E se pudéssemos reescrever a história da representatividade em produções audiovisuais? Numa mistura de realidade com licença poética, Ryan Murphy responde esta pergunta na sua segunda produção original para a Netflix.

Murphy e Brennan constroem o universo da minissérie num contexto pós-Segunda Guerra Mundial, apresentando seus personagens principais, jovens aspirantes a atores, roteiristas e diretores que estão tentando fazer sucesso no campo audiovisual de Hollywood.

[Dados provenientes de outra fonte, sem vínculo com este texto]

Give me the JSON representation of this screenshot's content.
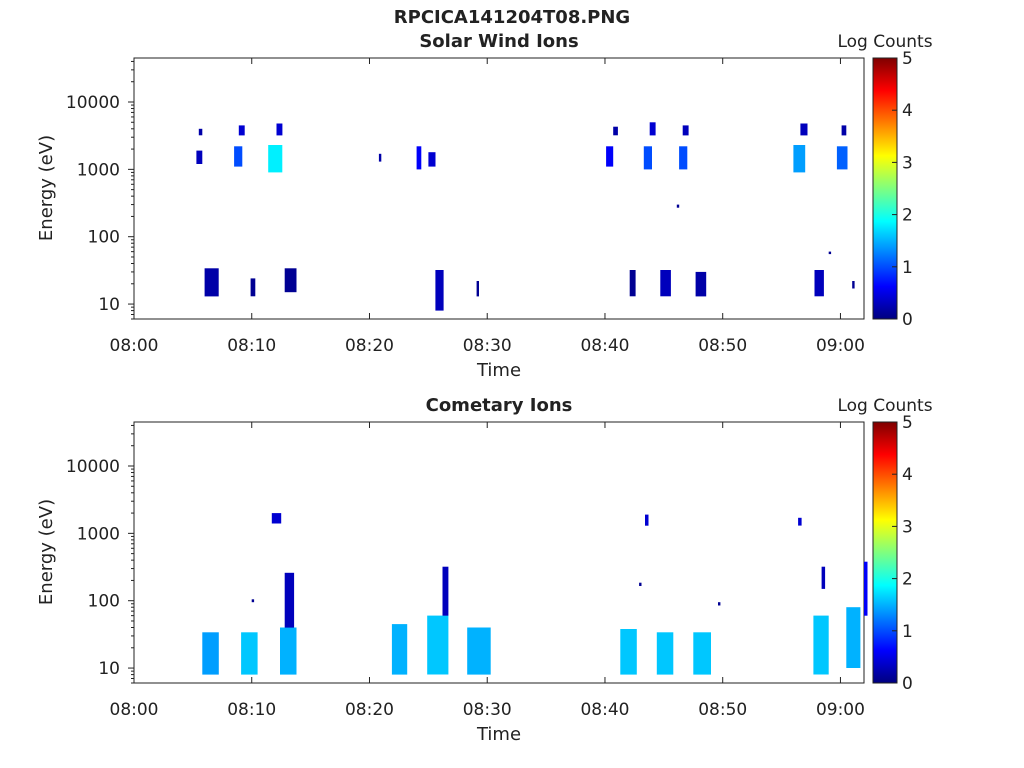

Reaproveitando atores já conhecidos de outras produções, a minissérie possui grandes nomes, desde do núcleo mais jovem até o mais velho.

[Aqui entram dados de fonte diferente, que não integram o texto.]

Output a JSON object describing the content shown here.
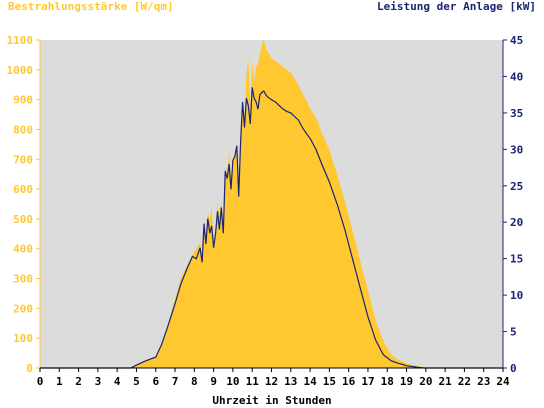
{
  "chart_data": {
    "type": "area",
    "ylabel_left": "Bestrahlungsstärke [W/qm]",
    "ylabel_right": "Leistung der Anlage [kW]",
    "xlabel": "Uhrzeit in Stunden",
    "xlim": [
      0,
      24
    ],
    "ylim_left": [
      0,
      1100
    ],
    "ylim_right": [
      0,
      45
    ],
    "x_ticks": [
      "0",
      "1",
      "2",
      "3",
      "4",
      "5",
      "6",
      "7",
      "8",
      "9",
      "10",
      "11",
      "12",
      "13",
      "14",
      "15",
      "16",
      "17",
      "18",
      "19",
      "20",
      "21",
      "22",
      "23",
      "24"
    ],
    "y_left_ticks": [
      "0",
      "100",
      "200",
      "300",
      "400",
      "500",
      "600",
      "700",
      "800",
      "900",
      "1000",
      "1100"
    ],
    "y_right_ticks": [
      "0",
      "5",
      "10",
      "15",
      "20",
      "25",
      "30",
      "35",
      "40",
      "45"
    ],
    "colors": {
      "irradiance": "#ffc830",
      "power": "#1a2470",
      "plot_bg": "#dcdcdc",
      "left_axis": "#ffc830",
      "right_axis": "#1a2470"
    },
    "series": [
      {
        "name": "Bestrahlungsstärke [W/qm]",
        "axis": "left",
        "x": [
          0,
          4.7,
          5,
          5.5,
          6,
          6.3,
          6.6,
          7,
          7.3,
          7.6,
          7.9,
          8.1,
          8.3,
          8.4,
          8.5,
          8.6,
          8.7,
          8.8,
          8.9,
          9.0,
          9.1,
          9.2,
          9.3,
          9.4,
          9.5,
          9.6,
          9.7,
          9.8,
          9.9,
          10.0,
          10.1,
          10.2,
          10.3,
          10.4,
          10.5,
          10.6,
          10.7,
          10.8,
          10.9,
          11.0,
          11.1,
          11.2,
          11.3,
          11.4,
          11.5,
          11.6,
          11.7,
          11.8,
          11.9,
          12.0,
          12.2,
          12.4,
          12.6,
          12.8,
          13.0,
          13.2,
          13.4,
          13.6,
          13.8,
          14.0,
          14.3,
          14.6,
          15.0,
          15.4,
          15.8,
          16.2,
          16.6,
          17.0,
          17.4,
          17.8,
          18.2,
          18.5,
          18.8,
          19.0,
          19.3,
          19.6,
          19.9,
          20.1,
          20.3,
          20.5,
          24
        ],
        "values": [
          0,
          0,
          10,
          25,
          40,
          80,
          140,
          230,
          300,
          340,
          380,
          400,
          420,
          360,
          470,
          430,
          520,
          500,
          540,
          420,
          470,
          560,
          510,
          560,
          480,
          680,
          650,
          730,
          640,
          690,
          720,
          750,
          580,
          770,
          880,
          820,
          980,
          1040,
          860,
          1030,
          960,
          1010,
          1020,
          1050,
          1090,
          1100,
          1070,
          1060,
          1050,
          1040,
          1030,
          1020,
          1010,
          1000,
          990,
          970,
          950,
          920,
          900,
          870,
          840,
          790,
          730,
          650,
          560,
          460,
          360,
          260,
          160,
          90,
          45,
          30,
          22,
          15,
          10,
          6,
          3,
          1,
          0,
          0,
          0
        ]
      },
      {
        "name": "Leistung der Anlage [kW]",
        "axis": "right",
        "x": [
          0,
          4.7,
          5,
          5.5,
          6,
          6.3,
          6.6,
          7,
          7.3,
          7.6,
          7.9,
          8.1,
          8.3,
          8.4,
          8.5,
          8.6,
          8.7,
          8.8,
          8.9,
          9.0,
          9.1,
          9.2,
          9.3,
          9.4,
          9.5,
          9.6,
          9.7,
          9.8,
          9.9,
          10.0,
          10.1,
          10.2,
          10.3,
          10.4,
          10.5,
          10.6,
          10.7,
          10.8,
          10.9,
          11.0,
          11.1,
          11.2,
          11.3,
          11.4,
          11.5,
          11.6,
          11.7,
          11.8,
          11.9,
          12.0,
          12.2,
          12.4,
          12.6,
          12.8,
          13.0,
          13.2,
          13.4,
          13.6,
          13.8,
          14.0,
          14.3,
          14.6,
          15.0,
          15.4,
          15.8,
          16.2,
          16.6,
          17.0,
          17.4,
          17.8,
          18.2,
          18.5,
          18.8,
          19.0,
          19.3,
          19.6,
          19.9,
          20.1,
          20.3,
          20.5,
          24
        ],
        "values": [
          0,
          0,
          0.4,
          1.0,
          1.5,
          3.2,
          5.5,
          8.8,
          11.5,
          13.5,
          15.3,
          15.0,
          16.5,
          14.5,
          19.8,
          17.0,
          20.5,
          18.5,
          19.5,
          16.5,
          18.5,
          21.5,
          19.0,
          22.0,
          18.5,
          27.0,
          26.0,
          28.0,
          24.5,
          28.5,
          29.0,
          30.5,
          23.5,
          31.0,
          36.5,
          33.0,
          37.0,
          36.0,
          33.5,
          38.5,
          37.0,
          36.5,
          35.5,
          37.5,
          37.8,
          38.0,
          37.5,
          37.2,
          37.0,
          36.8,
          36.5,
          36.0,
          35.5,
          35.2,
          35.0,
          34.5,
          34.0,
          33.0,
          32.2,
          31.5,
          30.0,
          28.0,
          25.5,
          22.5,
          19.0,
          15.0,
          11.0,
          7.0,
          3.8,
          1.8,
          1.0,
          0.7,
          0.5,
          0.3,
          0.2,
          0.1,
          0,
          0,
          0,
          0,
          0
        ]
      }
    ]
  }
}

A narrativa acompanha primeiramente Jack Castello (David Corenswet) fazendo de tudo para conseguir manter financeiramente sua esposa grávida de gêmeos, mas ao mesmo tempo sem desistir do sonho de ser um ator famoso, a partir disso vemos como a prostituição de luxo acontecia em Los Angeles na década de 50, além de uma perspectiva de como a homossexualidade era tratada na época, Murphy não peca em trazer um cenário mais naturalizado, mesmo que de forma caricata. Talvez esse seja o maior problema da série, a ideia de fazer algo que remetesse aos anos 50, fez com que os atores, os mais novos principalmente, atuassem de forma caricata em cenas que beiravam o ridículo. O fato de Jack ser um péssimo ator, mas ganhar o papel por ter “porte de galã”, o que também acontece com o personagem do Rock Hudson (Jake Picking), que representa como os atores eram forçados ao “teste do sofá” para conseguir seus papéis.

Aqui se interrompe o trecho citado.